16      The accrued interest compensates the recipient spouse for interest earned on the property division during the installment period, which is a form of compensation that circuit courts are obligated to award unless present value is considered or an adequate explanation is given for doing otherwise.  See Overson v. Overson, 125 Wis. 2d 13, 16-17, 370 N.W.2d 796 (Ct. App. 1985).  That is, the equalization payment recognizes established assets awarded to Jody, from which interest would be derived.  By virtue of that ownership, Jody enjoys the income opportunity lost to Jeanne, at least during the installment period.  The court correctly observed that Jody could avoid payment of the interest by simply prepaying the installments, without penalty. 

17      Finally, Jody argues that Jeanne’s motion for reconsideration was untimely under Wis. Stat. § 805.17(3) and therefore could not be considered by the circuit court.  Jeanne’s motion concerned a math error in the divorce judgment, which Jody does not dispute was merely a miscalculation that had the effect of significantly understating the value of Jody’s retirement account.  The details of the error are not contested.  The court recognized and corrected this error at the reconsideration hearing. 

18      The general time period for the filing of motions for reconsideration of judgments issued after court trials is found in Wis. Stat. § 805.17(3), which provides in part:  “Upon its own motion or the motion of a party made not later than 20 days after entry of judgment, the court may amend its findings or conclusions or make additional findings or conclusions and may amend the judgment accordingly.”  (Emphasis added.)

19      Jeanne’s motion was filed on March 22, 2012, more than twenty days after the filing of the divorce judgment which was entered on February 17, 2012. 

20      Jeanne has two responses.  First, she argues that the circuit court’s decision to act on the reconsideration motion was only a “technical” violation of Wis. Stat. § 805.17(3) and harmless, as there was no prejudice to Jody.  Second, Jeanne argues that the court made a factual mistake in the judgment that the court could recognize and correct under Wis. Stat. § 806.07, and for this proposition she cites Estate of Smith, 82 Wis. 2d 667, 676-77, 264 N.W.2d 239 (1978). 

21      We need not engage in a harmless error analysis.  Jody does not attempt to address Estate of Smith.  There, the court expressly held that the circuit court was authorized under Wis. Stat. § 806.07(1)(h) to reconsider its initial findings of fact, conclusions of law, and judgment in order to correct “mere error by the trial court,” even though the time for acting under Wis. Stat. § 805.17(3) had expired.[4]  Id. at 672-73, 676-77; see also § 806.07(1)(a).  Arguments not refuted are deemed conceded.  Charolais Breeding Ranches, Ltd. v. FPC Secs. Corp., 90 Wis. 2d 97, 109, 279 N.W.2d 493 (Ct. App. 1979). 

                        By the Court.—Judgment and order affirmed.

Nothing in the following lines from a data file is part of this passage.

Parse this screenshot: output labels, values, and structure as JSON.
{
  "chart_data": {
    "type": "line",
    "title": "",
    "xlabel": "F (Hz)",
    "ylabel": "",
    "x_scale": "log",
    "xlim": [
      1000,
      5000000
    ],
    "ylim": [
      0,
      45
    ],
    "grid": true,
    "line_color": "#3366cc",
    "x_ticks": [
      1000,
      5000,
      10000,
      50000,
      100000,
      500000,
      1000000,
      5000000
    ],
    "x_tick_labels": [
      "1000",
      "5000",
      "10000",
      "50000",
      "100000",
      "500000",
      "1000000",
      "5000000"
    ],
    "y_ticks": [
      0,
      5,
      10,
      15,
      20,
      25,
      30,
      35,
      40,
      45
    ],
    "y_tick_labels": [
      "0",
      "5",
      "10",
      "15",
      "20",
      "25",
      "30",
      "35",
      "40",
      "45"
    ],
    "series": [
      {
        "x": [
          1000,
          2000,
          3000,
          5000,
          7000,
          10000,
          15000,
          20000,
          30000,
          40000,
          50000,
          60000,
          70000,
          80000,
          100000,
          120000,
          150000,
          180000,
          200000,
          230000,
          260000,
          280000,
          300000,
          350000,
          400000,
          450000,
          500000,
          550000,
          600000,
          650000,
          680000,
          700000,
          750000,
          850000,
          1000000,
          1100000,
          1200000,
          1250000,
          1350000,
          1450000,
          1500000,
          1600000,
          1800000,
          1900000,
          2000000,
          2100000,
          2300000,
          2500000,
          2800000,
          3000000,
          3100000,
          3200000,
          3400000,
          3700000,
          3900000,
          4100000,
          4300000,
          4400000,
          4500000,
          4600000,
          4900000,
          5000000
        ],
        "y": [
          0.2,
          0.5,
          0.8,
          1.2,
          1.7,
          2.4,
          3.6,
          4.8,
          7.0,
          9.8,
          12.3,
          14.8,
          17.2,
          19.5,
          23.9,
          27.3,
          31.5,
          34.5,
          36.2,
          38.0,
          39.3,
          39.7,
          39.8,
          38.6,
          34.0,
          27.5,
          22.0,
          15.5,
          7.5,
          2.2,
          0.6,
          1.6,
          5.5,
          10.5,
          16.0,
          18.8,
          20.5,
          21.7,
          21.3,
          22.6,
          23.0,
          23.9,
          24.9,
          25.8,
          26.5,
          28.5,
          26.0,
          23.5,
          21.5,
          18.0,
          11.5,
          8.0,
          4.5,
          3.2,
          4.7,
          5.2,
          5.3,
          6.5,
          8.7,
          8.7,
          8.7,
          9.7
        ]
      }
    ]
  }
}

This opinion will not be published.  See Wis. Stat. Rule 809.23(1)(b)5.

 


 



[1]  All references to the Wisconsin Statutes are to the 2011-12 version unless otherwise noted.

[2]  Wisconsin Stat. § 767.255 was renumbered in 2005 Wis. Act 443, § 109, to Wis. Stat. § 767.61.

[3]  Jody argues that the circuit court “failed to consider that Jeanne and Jody had been separated for at least two years before the divorce action was filed,” and further that the parties had previously filed for divorce but subsequently reconciled.  Jody argues that the marriage was “actually closer to a short term marriage,” given the history of the parties’ relationship.   We reject this argument.  The court specifically acknowledged the parties’ separation at the outset of its decision, and noted that the parties “worked together regarding their business and financial affairs” during the separation.  Jody fails to present us with a sufficient reason to upset the circuit court’s conclusion that, despite living apart for the last two years before the divorce, the marriage was “of moderate length” and “[a] lot of activity went on during the course of the marriage.”

[4]  We note that our supreme court in Estate of Smith, 82 Wis. 2d 667, 264 N.W.2d 239 (1978), addressed an earlier version of Wis. Stat. § 805.17(3), which had a ten-day and not a twenty-day time limit.  However, that difference is not pertinent on the facts of this case.